Bidirectional Forwarding Detection for LDP LSPs

Bidirectional forwarding detection (BFD) for MPLS LSPs monitors the LSP between its LERs, irrespective of how many LSRs the LSP may traverse. This feature enables the detection of faults that are local to individual LSPs, irrespective of whether they also affect forwarding for other LSPs or IP packet flows. BFD for MPLS LSPs is ideal for monitoring LSPs that carry high-value services, and for which the quick detection of forwarding failures is critical. If an LSP BFD session goes down, the system raises an SNMP trap and indicates the BFD session state in the show and tools dump commands.

SR OS supports LSP BFD on RSVP and LDP LSPs. See MPLS and RSVP for information about using LSP BFD on RSVP LSPs. BFD packets are encapsulated in an MPLS label stack corresponding to the FEC that the BFD session is associated with, as described in RFC 5884, Section 7. SR OS does not support the monitoring of multiple ECMP paths that are associated with the same LDP FEC which is using multiple LSP BFD sessions simultaneously.
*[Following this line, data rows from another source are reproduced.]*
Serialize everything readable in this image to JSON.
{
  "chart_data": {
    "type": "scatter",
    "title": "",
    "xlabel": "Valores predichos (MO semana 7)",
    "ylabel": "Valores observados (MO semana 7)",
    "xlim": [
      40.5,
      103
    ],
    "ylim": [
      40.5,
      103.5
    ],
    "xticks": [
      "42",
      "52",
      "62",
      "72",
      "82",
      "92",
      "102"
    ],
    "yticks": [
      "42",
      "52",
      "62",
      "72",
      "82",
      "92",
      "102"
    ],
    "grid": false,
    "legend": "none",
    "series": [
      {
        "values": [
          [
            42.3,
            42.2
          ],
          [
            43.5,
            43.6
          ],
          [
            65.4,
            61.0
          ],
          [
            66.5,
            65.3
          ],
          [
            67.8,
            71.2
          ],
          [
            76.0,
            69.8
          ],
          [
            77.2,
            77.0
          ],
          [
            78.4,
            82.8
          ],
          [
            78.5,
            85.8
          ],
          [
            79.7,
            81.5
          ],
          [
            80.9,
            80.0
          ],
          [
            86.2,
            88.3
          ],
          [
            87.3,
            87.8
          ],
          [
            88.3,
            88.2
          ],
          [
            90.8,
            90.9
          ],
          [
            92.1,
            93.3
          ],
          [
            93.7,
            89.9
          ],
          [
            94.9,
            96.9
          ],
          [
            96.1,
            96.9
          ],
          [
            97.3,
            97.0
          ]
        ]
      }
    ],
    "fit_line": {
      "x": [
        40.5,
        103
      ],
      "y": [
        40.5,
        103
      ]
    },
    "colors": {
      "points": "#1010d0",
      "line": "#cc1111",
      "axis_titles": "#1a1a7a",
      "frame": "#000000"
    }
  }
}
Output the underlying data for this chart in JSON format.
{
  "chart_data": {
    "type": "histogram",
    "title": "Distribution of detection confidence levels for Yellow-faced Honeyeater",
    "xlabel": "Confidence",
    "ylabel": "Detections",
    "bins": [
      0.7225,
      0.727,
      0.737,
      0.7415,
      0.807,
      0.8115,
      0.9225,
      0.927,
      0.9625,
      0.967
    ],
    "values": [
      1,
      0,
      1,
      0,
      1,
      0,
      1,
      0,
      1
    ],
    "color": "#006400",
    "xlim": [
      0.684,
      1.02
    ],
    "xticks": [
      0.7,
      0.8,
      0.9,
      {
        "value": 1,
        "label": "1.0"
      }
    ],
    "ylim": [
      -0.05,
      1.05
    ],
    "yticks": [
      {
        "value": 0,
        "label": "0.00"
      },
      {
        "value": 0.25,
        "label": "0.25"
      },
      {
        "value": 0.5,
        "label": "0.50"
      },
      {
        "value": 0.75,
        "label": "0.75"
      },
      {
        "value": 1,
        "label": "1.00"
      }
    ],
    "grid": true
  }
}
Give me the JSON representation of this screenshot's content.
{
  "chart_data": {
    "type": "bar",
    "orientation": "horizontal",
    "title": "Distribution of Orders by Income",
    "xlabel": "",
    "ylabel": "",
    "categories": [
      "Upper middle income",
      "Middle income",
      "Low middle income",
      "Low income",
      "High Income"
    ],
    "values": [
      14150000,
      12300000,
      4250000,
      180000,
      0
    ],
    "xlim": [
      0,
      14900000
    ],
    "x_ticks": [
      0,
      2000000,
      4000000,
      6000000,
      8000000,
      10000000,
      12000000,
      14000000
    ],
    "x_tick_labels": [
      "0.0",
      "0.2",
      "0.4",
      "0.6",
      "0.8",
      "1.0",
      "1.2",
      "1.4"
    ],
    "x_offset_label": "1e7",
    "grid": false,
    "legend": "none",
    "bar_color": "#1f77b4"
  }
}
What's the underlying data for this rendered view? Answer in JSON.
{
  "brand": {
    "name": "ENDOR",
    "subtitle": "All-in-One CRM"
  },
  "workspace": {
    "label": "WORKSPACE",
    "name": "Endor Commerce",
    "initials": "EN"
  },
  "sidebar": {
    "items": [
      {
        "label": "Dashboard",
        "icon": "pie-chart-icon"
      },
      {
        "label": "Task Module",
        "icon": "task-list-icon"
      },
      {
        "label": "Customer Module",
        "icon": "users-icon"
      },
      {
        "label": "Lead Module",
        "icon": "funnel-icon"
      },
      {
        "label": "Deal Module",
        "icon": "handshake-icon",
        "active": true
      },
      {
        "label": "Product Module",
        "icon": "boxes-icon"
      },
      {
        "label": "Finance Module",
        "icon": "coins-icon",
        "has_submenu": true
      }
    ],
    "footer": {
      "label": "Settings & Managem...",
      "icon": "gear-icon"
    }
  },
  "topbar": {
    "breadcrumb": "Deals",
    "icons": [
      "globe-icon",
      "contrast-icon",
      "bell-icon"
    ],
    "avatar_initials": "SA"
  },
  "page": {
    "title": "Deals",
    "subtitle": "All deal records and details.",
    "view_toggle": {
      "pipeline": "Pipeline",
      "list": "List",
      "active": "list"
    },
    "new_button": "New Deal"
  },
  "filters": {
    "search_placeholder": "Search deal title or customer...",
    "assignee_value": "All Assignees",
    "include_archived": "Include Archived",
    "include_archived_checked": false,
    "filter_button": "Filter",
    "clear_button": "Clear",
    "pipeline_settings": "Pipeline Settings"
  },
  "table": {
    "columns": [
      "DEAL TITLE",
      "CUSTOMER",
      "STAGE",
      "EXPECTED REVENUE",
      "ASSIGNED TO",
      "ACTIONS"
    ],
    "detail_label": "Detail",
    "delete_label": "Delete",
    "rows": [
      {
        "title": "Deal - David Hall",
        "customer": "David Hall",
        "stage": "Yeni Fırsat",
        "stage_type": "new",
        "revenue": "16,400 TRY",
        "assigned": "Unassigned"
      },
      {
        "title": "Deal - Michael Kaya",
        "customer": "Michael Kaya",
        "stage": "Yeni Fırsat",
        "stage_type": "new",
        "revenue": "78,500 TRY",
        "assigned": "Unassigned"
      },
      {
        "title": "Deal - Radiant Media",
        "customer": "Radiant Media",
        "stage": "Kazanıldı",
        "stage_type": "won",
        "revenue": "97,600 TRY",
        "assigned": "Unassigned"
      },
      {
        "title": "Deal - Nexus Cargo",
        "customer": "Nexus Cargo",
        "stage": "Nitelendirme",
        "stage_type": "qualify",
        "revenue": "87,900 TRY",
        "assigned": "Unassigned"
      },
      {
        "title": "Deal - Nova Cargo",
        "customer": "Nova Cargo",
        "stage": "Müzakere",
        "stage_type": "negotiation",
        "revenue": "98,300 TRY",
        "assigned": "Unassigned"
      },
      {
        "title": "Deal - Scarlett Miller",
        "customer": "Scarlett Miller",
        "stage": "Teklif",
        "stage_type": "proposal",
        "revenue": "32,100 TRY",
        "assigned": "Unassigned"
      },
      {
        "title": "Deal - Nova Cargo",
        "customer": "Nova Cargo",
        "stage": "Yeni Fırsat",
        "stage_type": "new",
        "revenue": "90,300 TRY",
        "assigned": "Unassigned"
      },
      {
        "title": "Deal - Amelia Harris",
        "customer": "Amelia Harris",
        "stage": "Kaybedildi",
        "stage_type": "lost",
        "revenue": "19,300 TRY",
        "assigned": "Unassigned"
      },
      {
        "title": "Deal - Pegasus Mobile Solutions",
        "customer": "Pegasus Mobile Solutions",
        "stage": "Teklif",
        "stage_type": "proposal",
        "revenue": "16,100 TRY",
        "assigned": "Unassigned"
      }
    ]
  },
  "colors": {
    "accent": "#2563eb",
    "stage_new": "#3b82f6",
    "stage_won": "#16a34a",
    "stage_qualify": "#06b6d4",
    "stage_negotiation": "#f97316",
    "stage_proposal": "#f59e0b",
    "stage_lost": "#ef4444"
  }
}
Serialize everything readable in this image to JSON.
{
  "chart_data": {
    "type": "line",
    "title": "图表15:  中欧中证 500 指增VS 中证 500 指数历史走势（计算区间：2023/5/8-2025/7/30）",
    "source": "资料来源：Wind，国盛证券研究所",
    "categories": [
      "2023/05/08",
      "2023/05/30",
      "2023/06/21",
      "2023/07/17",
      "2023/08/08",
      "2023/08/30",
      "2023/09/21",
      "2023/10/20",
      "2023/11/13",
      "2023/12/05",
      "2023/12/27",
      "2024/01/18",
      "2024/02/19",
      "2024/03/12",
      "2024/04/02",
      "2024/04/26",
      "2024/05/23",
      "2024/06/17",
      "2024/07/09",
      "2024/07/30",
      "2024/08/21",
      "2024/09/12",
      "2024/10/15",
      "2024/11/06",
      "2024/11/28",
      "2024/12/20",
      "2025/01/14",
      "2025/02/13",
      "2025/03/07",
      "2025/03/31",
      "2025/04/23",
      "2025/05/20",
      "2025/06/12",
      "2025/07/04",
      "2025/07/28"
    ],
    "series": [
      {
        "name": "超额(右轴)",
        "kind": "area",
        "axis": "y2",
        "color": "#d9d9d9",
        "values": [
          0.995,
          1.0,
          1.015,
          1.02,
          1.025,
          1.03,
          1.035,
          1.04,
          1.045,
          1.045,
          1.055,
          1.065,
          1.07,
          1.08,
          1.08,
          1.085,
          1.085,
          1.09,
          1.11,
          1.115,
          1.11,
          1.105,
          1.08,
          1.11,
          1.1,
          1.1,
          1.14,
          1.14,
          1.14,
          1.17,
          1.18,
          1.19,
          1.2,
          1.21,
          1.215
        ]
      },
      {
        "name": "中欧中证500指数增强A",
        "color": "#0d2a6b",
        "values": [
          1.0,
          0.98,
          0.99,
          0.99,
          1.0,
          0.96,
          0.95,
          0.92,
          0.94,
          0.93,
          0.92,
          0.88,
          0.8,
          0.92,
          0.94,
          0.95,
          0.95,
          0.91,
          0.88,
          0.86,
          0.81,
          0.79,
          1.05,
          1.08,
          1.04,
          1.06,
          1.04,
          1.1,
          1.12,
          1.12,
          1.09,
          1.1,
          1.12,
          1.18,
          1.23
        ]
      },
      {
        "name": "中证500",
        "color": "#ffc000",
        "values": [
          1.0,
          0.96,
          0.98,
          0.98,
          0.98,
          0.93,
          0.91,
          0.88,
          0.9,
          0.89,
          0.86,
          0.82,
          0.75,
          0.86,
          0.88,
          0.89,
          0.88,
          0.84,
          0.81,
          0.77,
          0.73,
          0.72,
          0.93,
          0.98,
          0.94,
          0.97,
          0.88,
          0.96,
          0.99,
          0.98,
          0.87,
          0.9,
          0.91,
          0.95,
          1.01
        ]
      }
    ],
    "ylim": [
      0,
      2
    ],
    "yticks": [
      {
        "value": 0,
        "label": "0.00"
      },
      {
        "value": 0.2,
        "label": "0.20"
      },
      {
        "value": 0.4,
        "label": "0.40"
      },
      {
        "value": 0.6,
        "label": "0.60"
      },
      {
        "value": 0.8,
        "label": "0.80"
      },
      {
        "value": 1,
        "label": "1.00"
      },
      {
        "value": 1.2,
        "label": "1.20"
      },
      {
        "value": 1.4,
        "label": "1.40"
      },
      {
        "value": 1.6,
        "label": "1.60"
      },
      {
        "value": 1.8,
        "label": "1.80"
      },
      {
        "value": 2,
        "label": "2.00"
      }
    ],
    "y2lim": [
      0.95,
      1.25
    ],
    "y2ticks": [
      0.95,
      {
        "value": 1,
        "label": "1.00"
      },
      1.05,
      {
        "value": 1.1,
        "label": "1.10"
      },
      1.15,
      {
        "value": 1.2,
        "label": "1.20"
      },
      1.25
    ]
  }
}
However, LSP BFD still provides continuity checking for paths associated with a target FEC. LDP provides a single path to LSP BFD, corresponding with the first resolved lower interface index next-hop, and the first resolved lower TID index for LDP-over-RSVP cases. The path may potentially change over the lifetime of the FEC, based on resolution changes. The system tracks the changing path and maintains the LSP BFD session.

Because LDP LSPs are unidirectional, a routed return path is used for the BFD control packets traveling from the egress LER to the ingress LER.